Красавицу Всеволодскую, уже «провозглашенную» царскую невесту, «испортили» и сослали вместе с семьей в Сибирь. Царь обвенчался с Милославской, а боярин Морозов с ее сестрою.
Род Милославских, незнатный и небогатый, тотчас же пошел в гору. Царский тесть, Илья Данилович, человек ума невеликого, но хитрый, пронырливый и корыстолюбивый до крайности, стал обделывать свои дела и на подмогу себе, для пущей крепости, созвал всех своих родичей и свойственников.
Всем им в Москве готово было пристанище, хлебное место на службе царской, возможность достигать всяких почестей, наживать добра сколько кто сумеет. И все это с одним только уговором: не забывать благодетеля Илью Даниловича, делиться с ним как подобает и стоять за него крепко, оберегать его от врагов и злоумышленников.

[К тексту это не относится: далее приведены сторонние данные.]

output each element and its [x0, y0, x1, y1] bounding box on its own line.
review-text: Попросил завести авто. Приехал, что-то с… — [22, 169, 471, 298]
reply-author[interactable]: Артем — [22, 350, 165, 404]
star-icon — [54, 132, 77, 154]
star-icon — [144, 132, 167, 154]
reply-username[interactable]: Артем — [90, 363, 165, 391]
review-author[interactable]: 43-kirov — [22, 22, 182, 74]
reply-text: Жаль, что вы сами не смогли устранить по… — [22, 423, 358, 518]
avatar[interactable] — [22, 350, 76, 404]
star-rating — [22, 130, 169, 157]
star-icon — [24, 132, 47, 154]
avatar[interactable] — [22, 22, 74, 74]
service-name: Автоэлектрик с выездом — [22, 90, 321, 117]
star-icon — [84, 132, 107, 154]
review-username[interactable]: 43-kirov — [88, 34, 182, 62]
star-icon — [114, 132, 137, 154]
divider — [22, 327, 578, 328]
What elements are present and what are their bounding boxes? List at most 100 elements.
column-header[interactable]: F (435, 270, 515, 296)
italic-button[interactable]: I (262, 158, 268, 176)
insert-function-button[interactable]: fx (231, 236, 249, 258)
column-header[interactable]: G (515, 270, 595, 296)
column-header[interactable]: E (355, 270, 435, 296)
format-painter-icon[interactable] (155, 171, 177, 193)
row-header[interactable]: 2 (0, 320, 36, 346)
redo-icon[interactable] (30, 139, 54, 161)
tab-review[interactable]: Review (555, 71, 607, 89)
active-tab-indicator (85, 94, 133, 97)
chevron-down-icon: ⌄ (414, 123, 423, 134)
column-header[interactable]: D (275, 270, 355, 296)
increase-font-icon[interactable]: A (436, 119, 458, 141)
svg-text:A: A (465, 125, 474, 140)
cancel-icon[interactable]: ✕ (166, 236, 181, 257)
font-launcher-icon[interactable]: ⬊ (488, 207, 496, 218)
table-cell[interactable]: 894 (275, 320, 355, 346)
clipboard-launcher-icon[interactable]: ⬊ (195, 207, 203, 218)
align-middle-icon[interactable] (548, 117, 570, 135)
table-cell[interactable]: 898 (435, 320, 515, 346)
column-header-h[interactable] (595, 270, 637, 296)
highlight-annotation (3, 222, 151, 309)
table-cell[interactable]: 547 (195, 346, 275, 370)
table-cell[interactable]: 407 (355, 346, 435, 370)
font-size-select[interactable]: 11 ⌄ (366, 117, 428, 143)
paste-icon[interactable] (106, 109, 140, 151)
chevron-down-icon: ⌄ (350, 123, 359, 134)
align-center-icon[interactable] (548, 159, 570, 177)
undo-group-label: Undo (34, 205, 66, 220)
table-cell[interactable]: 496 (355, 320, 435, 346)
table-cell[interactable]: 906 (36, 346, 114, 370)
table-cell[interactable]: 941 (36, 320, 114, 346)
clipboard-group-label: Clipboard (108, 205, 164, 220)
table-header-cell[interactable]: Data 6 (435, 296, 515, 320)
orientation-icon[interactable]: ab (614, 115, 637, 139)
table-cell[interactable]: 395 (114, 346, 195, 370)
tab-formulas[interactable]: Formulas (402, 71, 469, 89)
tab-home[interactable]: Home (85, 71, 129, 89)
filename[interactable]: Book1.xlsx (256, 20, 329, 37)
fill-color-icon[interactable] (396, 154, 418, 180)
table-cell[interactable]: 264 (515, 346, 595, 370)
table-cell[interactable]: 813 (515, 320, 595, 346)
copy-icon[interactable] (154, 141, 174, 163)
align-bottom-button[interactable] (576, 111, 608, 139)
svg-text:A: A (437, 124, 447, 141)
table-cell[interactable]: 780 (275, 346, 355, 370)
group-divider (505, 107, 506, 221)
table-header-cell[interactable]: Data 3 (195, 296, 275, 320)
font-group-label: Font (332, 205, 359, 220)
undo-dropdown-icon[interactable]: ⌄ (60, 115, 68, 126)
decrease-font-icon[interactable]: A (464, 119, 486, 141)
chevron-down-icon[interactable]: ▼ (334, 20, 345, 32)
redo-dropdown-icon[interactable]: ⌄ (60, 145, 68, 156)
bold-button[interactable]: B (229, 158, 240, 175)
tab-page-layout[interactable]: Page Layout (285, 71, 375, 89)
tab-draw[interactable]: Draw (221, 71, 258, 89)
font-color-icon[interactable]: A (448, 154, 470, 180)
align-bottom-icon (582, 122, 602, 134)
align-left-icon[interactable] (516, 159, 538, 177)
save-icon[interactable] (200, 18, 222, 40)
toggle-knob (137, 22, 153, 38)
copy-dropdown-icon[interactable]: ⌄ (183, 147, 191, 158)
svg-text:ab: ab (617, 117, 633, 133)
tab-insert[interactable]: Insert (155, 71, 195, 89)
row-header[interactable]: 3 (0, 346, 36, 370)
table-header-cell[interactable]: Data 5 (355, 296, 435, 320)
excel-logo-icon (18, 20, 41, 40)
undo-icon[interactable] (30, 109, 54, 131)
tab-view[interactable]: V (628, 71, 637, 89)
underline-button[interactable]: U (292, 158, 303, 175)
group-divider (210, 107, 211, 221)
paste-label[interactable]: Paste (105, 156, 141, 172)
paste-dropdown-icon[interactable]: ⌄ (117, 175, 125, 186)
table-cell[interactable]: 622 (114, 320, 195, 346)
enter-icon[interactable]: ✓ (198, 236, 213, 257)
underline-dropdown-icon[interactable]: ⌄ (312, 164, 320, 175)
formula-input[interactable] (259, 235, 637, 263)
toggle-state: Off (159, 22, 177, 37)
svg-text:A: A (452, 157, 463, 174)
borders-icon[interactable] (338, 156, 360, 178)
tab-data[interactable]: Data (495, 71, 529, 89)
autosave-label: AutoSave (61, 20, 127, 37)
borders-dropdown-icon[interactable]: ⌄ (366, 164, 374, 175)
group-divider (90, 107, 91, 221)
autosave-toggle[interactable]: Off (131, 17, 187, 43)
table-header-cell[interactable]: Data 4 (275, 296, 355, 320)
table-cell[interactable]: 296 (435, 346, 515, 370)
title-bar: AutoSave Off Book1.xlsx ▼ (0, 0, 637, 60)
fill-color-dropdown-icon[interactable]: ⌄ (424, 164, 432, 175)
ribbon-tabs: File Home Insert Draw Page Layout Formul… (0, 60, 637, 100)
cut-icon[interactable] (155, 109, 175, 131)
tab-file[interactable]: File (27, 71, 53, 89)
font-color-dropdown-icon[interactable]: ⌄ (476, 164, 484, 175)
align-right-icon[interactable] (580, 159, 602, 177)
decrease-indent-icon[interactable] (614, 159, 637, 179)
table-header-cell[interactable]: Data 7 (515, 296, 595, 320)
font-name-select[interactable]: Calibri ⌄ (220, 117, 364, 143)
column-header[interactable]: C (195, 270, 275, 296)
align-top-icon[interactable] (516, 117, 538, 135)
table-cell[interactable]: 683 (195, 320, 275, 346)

Собирая свою родственную рать, царский тесть вспомнил о свойственнике своем, Залесском. Насулил он ему всяких благ земных в Москве, внушил, что и для подраставшего сына его открывается широкая дорога. Лень Никиты Матвеевича была сломлена: в нем вдруг заговорило честолюбие.

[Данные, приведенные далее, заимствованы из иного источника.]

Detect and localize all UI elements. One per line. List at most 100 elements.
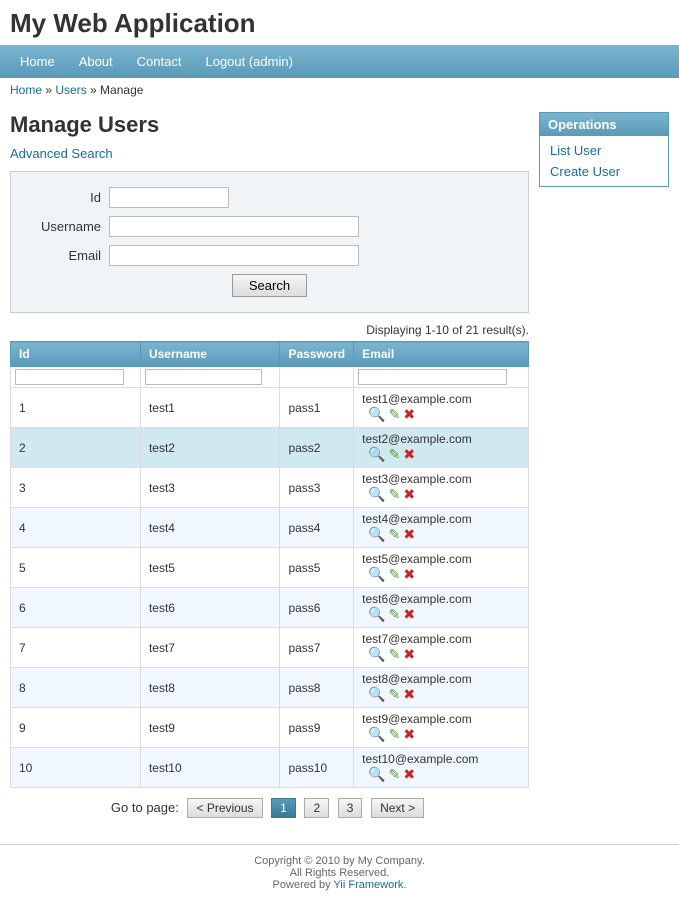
email-value: test2@example.com bbox=[362, 432, 472, 446]
cell-username: test10 bbox=[140, 748, 279, 788]
delete-icon[interactable]: ✖ bbox=[403, 606, 415, 623]
table-row: 6test6pass6test6@example.com🔍✎✖ bbox=[11, 588, 529, 628]
table-row: 1test1pass1 test1@example.com🔍✎✖ bbox=[11, 388, 529, 428]
cell-email: test6@example.com🔍✎✖ bbox=[354, 588, 529, 628]
breadcrumb-current: Manage bbox=[100, 83, 143, 97]
table-row: 7test7pass7test7@example.com🔍✎✖ bbox=[11, 628, 529, 668]
cell-username: test3 bbox=[140, 468, 279, 508]
table-row: 8test8pass8test8@example.com🔍✎✖ bbox=[11, 668, 529, 708]
filter-id[interactable] bbox=[15, 369, 124, 385]
delete-icon[interactable]: ✖ bbox=[403, 566, 415, 583]
edit-icon[interactable]: ✎ bbox=[389, 766, 401, 783]
email-value: test8@example.com bbox=[362, 672, 472, 686]
view-icon[interactable]: 🔍 bbox=[368, 486, 385, 503]
id-field-row: Id bbox=[31, 187, 508, 208]
advanced-search-link[interactable]: Advanced Search bbox=[10, 146, 113, 161]
cell-password: pass10 bbox=[280, 748, 354, 788]
delete-icon[interactable]: ✖ bbox=[403, 766, 415, 783]
edit-icon[interactable]: ✎ bbox=[389, 726, 401, 743]
sidebar-operations: Operations List User Create User bbox=[539, 112, 669, 187]
cell-password: pass2 bbox=[280, 428, 354, 468]
view-icon[interactable]: 🔍 bbox=[368, 566, 385, 583]
cell-password: pass8 bbox=[280, 668, 354, 708]
table-row: 10test10pass10test10@example.com🔍✎✖ bbox=[11, 748, 529, 788]
breadcrumb-users[interactable]: Users bbox=[55, 83, 86, 97]
cell-username: test1 bbox=[140, 388, 279, 428]
pagination-prev[interactable]: < Previous bbox=[187, 798, 262, 818]
footer-line1: Copyright © 2010 by My Company. bbox=[10, 855, 669, 867]
view-icon[interactable]: 🔍 bbox=[368, 686, 385, 703]
table-row: 2test2pass2test2@example.com🔍✎✖ bbox=[11, 428, 529, 468]
nav-contact[interactable]: Contact bbox=[127, 50, 192, 73]
pagination-page-1[interactable]: 1 bbox=[271, 798, 296, 818]
email-value: test1@example.com bbox=[362, 392, 472, 406]
username-input[interactable] bbox=[109, 216, 359, 237]
edit-icon[interactable]: ✎ bbox=[389, 646, 401, 663]
cell-id: 5 bbox=[11, 548, 141, 588]
edit-icon[interactable]: ✎ bbox=[389, 686, 401, 703]
cell-password: pass1 bbox=[280, 388, 354, 428]
cell-id: 2 bbox=[11, 428, 141, 468]
edit-icon[interactable]: ✎ bbox=[389, 406, 401, 423]
cell-password: pass5 bbox=[280, 548, 354, 588]
pagination-page-2[interactable]: 2 bbox=[304, 798, 329, 818]
cell-password: pass6 bbox=[280, 588, 354, 628]
search-button[interactable]: Search bbox=[232, 274, 307, 297]
sidebar-link-create-user[interactable]: Create User bbox=[540, 161, 668, 182]
id-input[interactable] bbox=[109, 187, 229, 208]
pagination: Go to page: < Previous 1 2 3 Next > bbox=[10, 798, 529, 818]
view-icon[interactable]: 🔍 bbox=[368, 526, 385, 543]
view-icon[interactable]: 🔍 bbox=[368, 406, 385, 423]
delete-icon[interactable]: ✖ bbox=[403, 726, 415, 743]
edit-icon[interactable]: ✎ bbox=[389, 526, 401, 543]
pagination-page-3[interactable]: 3 bbox=[338, 798, 363, 818]
edit-icon[interactable]: ✎ bbox=[389, 486, 401, 503]
cell-email: test4@example.com🔍✎✖ bbox=[354, 508, 529, 548]
view-icon[interactable]: 🔍 bbox=[368, 646, 385, 663]
nav-logout[interactable]: Logout (admin) bbox=[195, 50, 302, 73]
pagination-next[interactable]: Next > bbox=[371, 798, 424, 818]
filter-username[interactable] bbox=[145, 369, 262, 385]
col-header-password: Password bbox=[280, 342, 354, 367]
col-header-email: Email bbox=[354, 342, 529, 367]
email-input[interactable] bbox=[109, 245, 359, 266]
view-icon[interactable]: 🔍 bbox=[368, 726, 385, 743]
pagination-label: Go to page: bbox=[111, 800, 179, 815]
filter-email[interactable] bbox=[358, 369, 507, 385]
breadcrumb-home[interactable]: Home bbox=[10, 83, 42, 97]
view-icon[interactable]: 🔍 bbox=[368, 766, 385, 783]
row-actions: 🔍✎✖ bbox=[368, 446, 415, 463]
view-icon[interactable]: 🔍 bbox=[368, 446, 385, 463]
edit-icon[interactable]: ✎ bbox=[389, 446, 401, 463]
footer-line3-suffix: . bbox=[403, 879, 406, 891]
cell-password: pass7 bbox=[280, 628, 354, 668]
edit-icon[interactable]: ✎ bbox=[389, 566, 401, 583]
email-label: Email bbox=[31, 248, 101, 263]
cell-id: 1 bbox=[11, 388, 141, 428]
cell-email: test5@example.com🔍✎✖ bbox=[354, 548, 529, 588]
delete-icon[interactable]: ✖ bbox=[403, 686, 415, 703]
cell-email: test10@example.com🔍✎✖ bbox=[354, 748, 529, 788]
footer-yii-link[interactable]: Yii Framework bbox=[334, 879, 404, 891]
breadcrumb: Home » Users » Manage bbox=[0, 78, 679, 102]
sidebar-operations-title: Operations bbox=[540, 113, 668, 136]
view-icon[interactable]: 🔍 bbox=[368, 606, 385, 623]
table-row: 5test5pass5test5@example.com🔍✎✖ bbox=[11, 548, 529, 588]
results-info: Displaying 1-10 of 21 result(s). bbox=[10, 323, 529, 337]
delete-icon[interactable]: ✖ bbox=[403, 406, 415, 423]
cell-password: pass9 bbox=[280, 708, 354, 748]
nav-home[interactable]: Home bbox=[10, 50, 65, 73]
edit-icon[interactable]: ✎ bbox=[389, 606, 401, 623]
row-actions: 🔍✎✖ bbox=[368, 566, 415, 583]
delete-icon[interactable]: ✖ bbox=[403, 446, 415, 463]
footer-line3: Powered by Yii Framework. bbox=[10, 879, 669, 891]
delete-icon[interactable]: ✖ bbox=[403, 526, 415, 543]
nav-about[interactable]: About bbox=[69, 50, 123, 73]
cell-username: test6 bbox=[140, 588, 279, 628]
id-label: Id bbox=[31, 190, 101, 205]
sidebar-link-list-user[interactable]: List User bbox=[540, 140, 668, 161]
table-row: 4test4pass4test4@example.com🔍✎✖ bbox=[11, 508, 529, 548]
delete-icon[interactable]: ✖ bbox=[403, 646, 415, 663]
delete-icon[interactable]: ✖ bbox=[403, 486, 415, 503]
footer: Copyright © 2010 by My Company. All Righ… bbox=[0, 845, 679, 901]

«Чем же я, в самом деле, хуже других!» — подумал он и решил переселение в Москву.
Прошло немного времени. Илья Данилович доказал свойственнику, что сулил недаром. Залесский сделан думным дворянином, и вот уже несколько лет как заседает он в своем приказе и принимает по-своему участие в государственной и общественной московской жизни. Он свыкся с этой жизнью, ему хорошо, и ни за что бы уж не вернулся он теперь в деревню.

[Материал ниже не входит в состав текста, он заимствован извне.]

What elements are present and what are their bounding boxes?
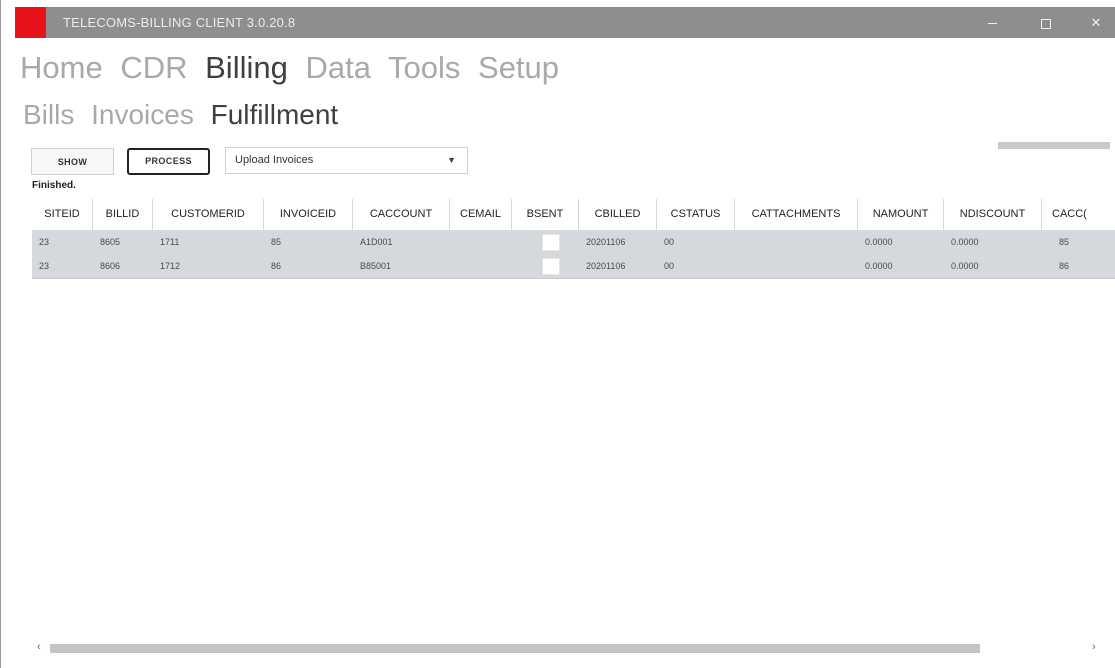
column-header-cemail[interactable]: CEMAIL bbox=[450, 199, 512, 230]
cell-siteid: 23 bbox=[39, 237, 50, 247]
cell-cemail bbox=[450, 254, 512, 278]
cell-cbilled: 20201106 bbox=[586, 261, 626, 271]
fulfillment-grid: SITEID BILLID CUSTOMERID INVOICEID CACCO… bbox=[32, 199, 1115, 289]
chevron-left-icon[interactable]: ‹ bbox=[37, 641, 41, 653]
status-text: Finished. bbox=[32, 180, 76, 191]
title-bar[interactable]: TELECOMS-BILLING CLIENT 3.0.20.8 ✕ bbox=[15, 7, 1115, 38]
process-button[interactable]: PROCESS bbox=[127, 148, 210, 175]
close-icon: ✕ bbox=[1090, 15, 1102, 30]
cell-namount: 0.0000 bbox=[865, 237, 893, 247]
cell-invoiceid: 85 bbox=[271, 237, 282, 247]
cell-ndiscount: 0.0000 bbox=[951, 261, 979, 271]
cell-billid: 8606 bbox=[100, 261, 121, 271]
cell-cacc: 86 bbox=[1059, 261, 1070, 271]
cell-cemail bbox=[450, 230, 512, 254]
cell-ndiscount: 0.0000 bbox=[951, 237, 979, 247]
chevron-right-icon[interactable]: › bbox=[1092, 641, 1096, 653]
column-header-cacc[interactable]: CACC( bbox=[1042, 199, 1115, 230]
column-header-cattachments[interactable]: CATTACHMENTS bbox=[735, 199, 858, 230]
column-header-invoiceid[interactable]: INVOICEID bbox=[264, 199, 353, 230]
action-select[interactable]: Upload Invoices ▼ bbox=[225, 147, 468, 174]
column-header-namount[interactable]: NAMOUNT bbox=[858, 199, 944, 230]
cell-billid: 8605 bbox=[100, 237, 121, 247]
minimize-button[interactable] bbox=[969, 7, 1015, 38]
column-header-cbilled[interactable]: CBILLED bbox=[579, 199, 657, 230]
column-header-cstatus[interactable]: CSTATUS bbox=[657, 199, 735, 230]
column-header-siteid[interactable]: SITEID bbox=[32, 199, 93, 230]
cell-cstatus: 00 bbox=[664, 237, 675, 247]
submenu-item-invoices[interactable]: Invoices bbox=[91, 99, 194, 130]
cell-customerid: 1712 bbox=[160, 261, 181, 271]
cell-customerid: 1711 bbox=[160, 237, 180, 247]
cell-siteid: 23 bbox=[39, 261, 50, 271]
scrollbar-thumb[interactable] bbox=[50, 644, 980, 653]
maximize-icon bbox=[1041, 18, 1051, 29]
sub-menu: Bills Invoices Fulfillment bbox=[23, 99, 347, 131]
action-select-value: Upload Invoices bbox=[235, 154, 314, 166]
show-button[interactable]: SHOW bbox=[31, 148, 114, 175]
column-header-ndiscount[interactable]: NDISCOUNT bbox=[944, 199, 1042, 230]
cell-cattachments bbox=[735, 254, 858, 278]
cell-cstatus: 00 bbox=[664, 261, 675, 271]
table-row[interactable]: 23 8605 1711 85 A1D001 20201106 00 0.000… bbox=[32, 230, 1115, 254]
cell-cbilled: 20201106 bbox=[586, 237, 626, 247]
grid-header: SITEID BILLID CUSTOMERID INVOICEID CACCO… bbox=[32, 199, 1115, 231]
window-title: TELECOMS-BILLING CLIENT 3.0.20.8 bbox=[63, 15, 296, 30]
menu-item-home[interactable]: Home bbox=[20, 50, 103, 85]
menu-item-setup[interactable]: Setup bbox=[478, 50, 559, 85]
horizontal-scrollbar[interactable]: ‹ › bbox=[32, 639, 1115, 659]
cell-caccount: B85001 bbox=[360, 261, 392, 271]
menu-item-data[interactable]: Data bbox=[305, 50, 370, 85]
app-window: TELECOMS-BILLING CLIENT 3.0.20.8 ✕ Home … bbox=[0, 0, 1115, 668]
submenu-item-fulfillment[interactable]: Fulfillment bbox=[211, 99, 339, 130]
progress-bar bbox=[998, 142, 1110, 149]
menu-item-cdr[interactable]: CDR bbox=[120, 50, 187, 85]
minimize-icon bbox=[987, 23, 997, 25]
cell-cattachments bbox=[735, 230, 858, 254]
cell-cacc: 85 bbox=[1059, 237, 1070, 247]
submenu-item-bills[interactable]: Bills bbox=[23, 99, 74, 130]
column-header-billid[interactable]: BILLID bbox=[93, 199, 153, 230]
column-header-customerid[interactable]: CUSTOMERID bbox=[153, 199, 264, 230]
close-button[interactable]: ✕ bbox=[1073, 7, 1115, 38]
menu-item-tools[interactable]: Tools bbox=[388, 50, 460, 85]
caret-down-icon: ▼ bbox=[447, 155, 456, 165]
bsent-checkbox[interactable] bbox=[542, 234, 560, 251]
maximize-button[interactable] bbox=[1023, 7, 1069, 38]
menu-item-billing[interactable]: Billing bbox=[205, 50, 288, 85]
bsent-checkbox[interactable] bbox=[542, 258, 560, 275]
cell-namount: 0.0000 bbox=[865, 261, 893, 271]
main-menu: Home CDR Billing Data Tools Setup bbox=[20, 50, 568, 86]
table-row[interactable]: 23 8606 1712 86 B85001 20201106 00 0.000… bbox=[32, 254, 1115, 279]
app-icon bbox=[15, 7, 46, 38]
column-header-caccount[interactable]: CACCOUNT bbox=[353, 199, 450, 230]
cell-invoiceid: 86 bbox=[271, 261, 282, 271]
column-header-bsent[interactable]: BSENT bbox=[512, 199, 579, 230]
cell-caccount: A1D001 bbox=[360, 237, 393, 247]
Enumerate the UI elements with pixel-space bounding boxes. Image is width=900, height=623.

Он является в свой приказ довольно аккуратно; с видом важным, с великим достоинством усаживается на свое место и, перемолвившись обычными приветствиями с товарищами, принимается «слушать» очередное дело.
Но думный дьяк Иван Васильевич Голубев так монотонно и заунывно читает, что это чтение действует на Залесского как снотворное зелье. К тому же и само-то дело, которое читает дьяк, ему совсем неведомо и неинтересно. Начинает он мало-помалу клевать носом и наконец громко схрапывать.
Иной раз сосед подтолкнет:
— Спи, Микита Матвеич, да тихохонько, храпеть-то на всю палату не указано.
Очнется думный дворянин, поводит глазами, оправдывается:
— Ишь ведь, духота в палате! От такой духоты, известно, на сон клонит…
Начинаются прения по делу. Добрая половина этих бород и лысин молчит, другая начинает говорить, и все говорят зараз, перебивая друг друга, не понимая друг друга. И говорят по большей части вещи, совсем даже к делу и не относящиеся. Дьяк, человек ловкий и привычный, да с ним два-три «дельца» из тех русских людей, которым всякое дело как на ладони видно и разумом которых крепко, нерушимо стоит земля русская, — успокаивают, уговаривают расходившуюся палату.
Мало-помалу порядок восстановлен, тишина водворяется, дело обсуждено и решено «дельцами», утверждено всеобщим молчаливым согласием. Приступают к рукоприкладству по очереди. Все, наморщив лбы и сопя носами в сознании своей важности, подписывают. Доходит очередь до Залесского. Иной раз он, ни слова не говоря, неловким, все еще непривычным движением берет огромное гусиное перо и начинает выводить на бумаге свои каракули. А то вдруг, ни с того ни с сего, упрется.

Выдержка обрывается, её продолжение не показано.